Estávamos no andar térreo, nas duas salas de exposição do Espaço Santa Catarina, com arcadas sem estuque para mostrar tijolos anteriores ao terramoto. Doze quadros-retrato expostos ao nosso agradecimento. E alguns dos retratados, como já referi, também em presença física e orgulhosa. Apeteceu-me, emocionado, gritar a todos e a cada um:

“Vai mas é para a tua terra!”

O grito era sincero, embora, evidentemente, desnecessário. Os doze retratados já lá estavam, na cidade, país, amor que tanto honraram. Cidade deles, país delas, terra dos doze. 

A inaugurada homenagem – a exposição decorre até 19 de fevereiro – traz este ano quatro novos quadros que se juntam aos das edições anteriores da Black History Month, em 2024 e 2025. Três edições, quatro pinturas por cada uma delas, doze quadros, a aritmética é a única coisa enfadonha nesta história.

A iniciativa Mês da História Negra veio de longe, de muito longe. Do Canadá, país do rio Saint-Laurent, ainda mais largo que o nosso Mar da Palha e que por esta altura está gelado (até abril). As fragatas e faluas de lá, se as houvesse, nem com quebra-gelo ousariam navegar. Mais uma razão por a oferta, vinda de tão longe, nos aquecer o coração.

Foi proposta canadiana celebrar-nos a presença e o contributo histórico das comunidades afrodescendentes em Portugal. O Canadá contribui oferecendo-nos quadros de figuras portuguesas de origem africana, pintadas por artistas deles, afro-canadianos.

Assim de repente, poderia parecer isto: eles (os canadianos) querem que nós celebremos, na nossa casa, o que se passa com gente que não tem, necessariamente, nada a ver com eles. Não seria de desconfiar, uma interferência de país estrangeiro em assunto interno nacional? Não, pelo contrário. É um abraço de dois países, ambos honrados pelos abraços que acontecem, todos os dias e de há muitos séculos, nesses dois países.

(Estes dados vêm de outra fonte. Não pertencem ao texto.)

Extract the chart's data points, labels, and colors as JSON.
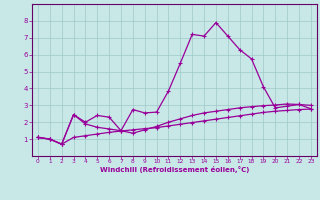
{
  "xlabel": "Windchill (Refroidissement éolien,°C)",
  "xlim": [
    -0.5,
    23.5
  ],
  "ylim": [
    0,
    9
  ],
  "xticks": [
    0,
    1,
    2,
    3,
    4,
    5,
    6,
    7,
    8,
    9,
    10,
    11,
    12,
    13,
    14,
    15,
    16,
    17,
    18,
    19,
    20,
    21,
    22,
    23
  ],
  "yticks": [
    1,
    2,
    3,
    4,
    5,
    6,
    7,
    8
  ],
  "bg_color": "#c8e8e8",
  "grid_color": "#a0c8c8",
  "line_color": "#990099",
  "spine_color": "#660066",
  "line1_x": [
    0,
    1,
    2,
    3,
    4,
    5,
    6,
    7,
    8,
    9,
    10,
    11,
    12,
    13,
    14,
    15,
    16,
    17,
    18,
    19,
    20,
    21,
    22,
    23
  ],
  "line1_y": [
    1.1,
    1.0,
    0.7,
    2.45,
    2.0,
    2.4,
    2.3,
    1.5,
    2.75,
    2.55,
    2.6,
    3.85,
    5.5,
    7.2,
    7.1,
    7.9,
    7.1,
    6.3,
    5.75,
    4.1,
    2.85,
    2.95,
    3.05,
    2.8
  ],
  "line2_x": [
    0,
    1,
    2,
    3,
    4,
    5,
    6,
    7,
    8,
    9,
    10,
    11,
    12,
    13,
    14,
    15,
    16,
    17,
    18,
    19,
    20,
    21,
    22,
    23
  ],
  "line2_y": [
    1.1,
    1.0,
    0.7,
    2.45,
    1.9,
    1.7,
    1.6,
    1.5,
    1.35,
    1.55,
    1.75,
    2.0,
    2.2,
    2.4,
    2.55,
    2.65,
    2.75,
    2.85,
    2.92,
    2.98,
    3.02,
    3.08,
    3.05,
    3.0
  ],
  "line3_x": [
    0,
    1,
    2,
    3,
    4,
    5,
    6,
    7,
    8,
    9,
    10,
    11,
    12,
    13,
    14,
    15,
    16,
    17,
    18,
    19,
    20,
    21,
    22,
    23
  ],
  "line3_y": [
    1.1,
    1.0,
    0.7,
    1.1,
    1.2,
    1.3,
    1.4,
    1.48,
    1.55,
    1.62,
    1.68,
    1.78,
    1.88,
    1.98,
    2.08,
    2.18,
    2.28,
    2.38,
    2.48,
    2.58,
    2.65,
    2.7,
    2.75,
    2.78
  ]
}
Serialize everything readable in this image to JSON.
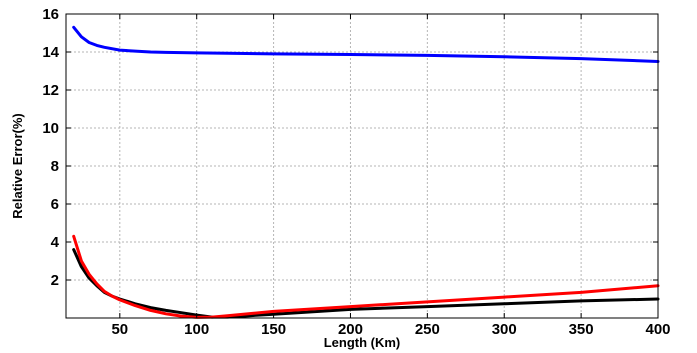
{
  "chart_data": {
    "type": "line",
    "xlabel": "Length (Km)",
    "ylabel": "Relative Error(%)",
    "xlim": [
      15,
      400
    ],
    "ylim": [
      0,
      16
    ],
    "xticks": [
      50,
      100,
      150,
      200,
      250,
      300,
      350,
      400
    ],
    "yticks": [
      2,
      4,
      6,
      8,
      10,
      12,
      14,
      16
    ],
    "grid": true,
    "legend": "none",
    "series": [
      {
        "color": "#0000ff",
        "x": [
          20,
          25,
          30,
          35,
          40,
          50,
          60,
          70,
          80,
          100,
          120,
          150,
          200,
          250,
          300,
          350,
          400
        ],
        "y": [
          15.3,
          14.8,
          14.5,
          14.35,
          14.25,
          14.1,
          14.05,
          14.0,
          13.98,
          13.95,
          13.93,
          13.9,
          13.87,
          13.82,
          13.75,
          13.65,
          13.5
        ]
      },
      {
        "color": "#000000",
        "x": [
          20,
          25,
          30,
          35,
          40,
          45,
          50,
          60,
          70,
          80,
          90,
          100,
          110,
          120,
          150,
          200,
          250,
          300,
          350,
          400
        ],
        "y": [
          3.6,
          2.7,
          2.1,
          1.7,
          1.35,
          1.15,
          1.0,
          0.75,
          0.55,
          0.4,
          0.28,
          0.15,
          0.05,
          0.05,
          0.2,
          0.45,
          0.6,
          0.75,
          0.9,
          1.0
        ]
      },
      {
        "color": "#ff0000",
        "x": [
          20,
          25,
          30,
          35,
          40,
          45,
          50,
          60,
          70,
          80,
          90,
          100,
          110,
          120,
          150,
          200,
          250,
          300,
          350,
          400
        ],
        "y": [
          4.3,
          3.0,
          2.3,
          1.8,
          1.4,
          1.15,
          0.95,
          0.65,
          0.4,
          0.22,
          0.1,
          0.03,
          0.05,
          0.12,
          0.35,
          0.6,
          0.85,
          1.1,
          1.35,
          1.7
        ]
      }
    ]
  }
}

No Palácio Cabral, eu vi e ouvi a embaixadora Elise Racicot, em Lisboa desde 2022, a dizer que nos conhece. Diplomata gentil e inteligente, logo que chegou, ela pensou: que posso oferecer a um país cujos cidadãos, mais de meio milhão, tanto fazem no Canadá? Que podia fazer ela, em Portugal, para mostrar quanto estava agradecida?

Podia, por exemplo, servir nas receções da embaixada de Lisboa xarope de ácer, que é especialidade canadiana. Mas ela queria mais do que isso.

Elise Racicot começou por nos lembrar que no Canadá, desde 1970, há o festival tradicional Black History Month e esse Mês da História Negra, realizado sempre em fevereiro, consiste em homenagear os seus compatriotas de origem africana.

Uma história de viagem, de lá para cá e de cá para lá, que Portugal tão bem conhece. Daí que, com o apoio da Câmara Municipal de Lisboa, a Agência para a Integração Migrações e Asilo (AIMA) e várias associações de portugueses afro-descendentes, ela nos tivesse incentivado a homenagem também por cá.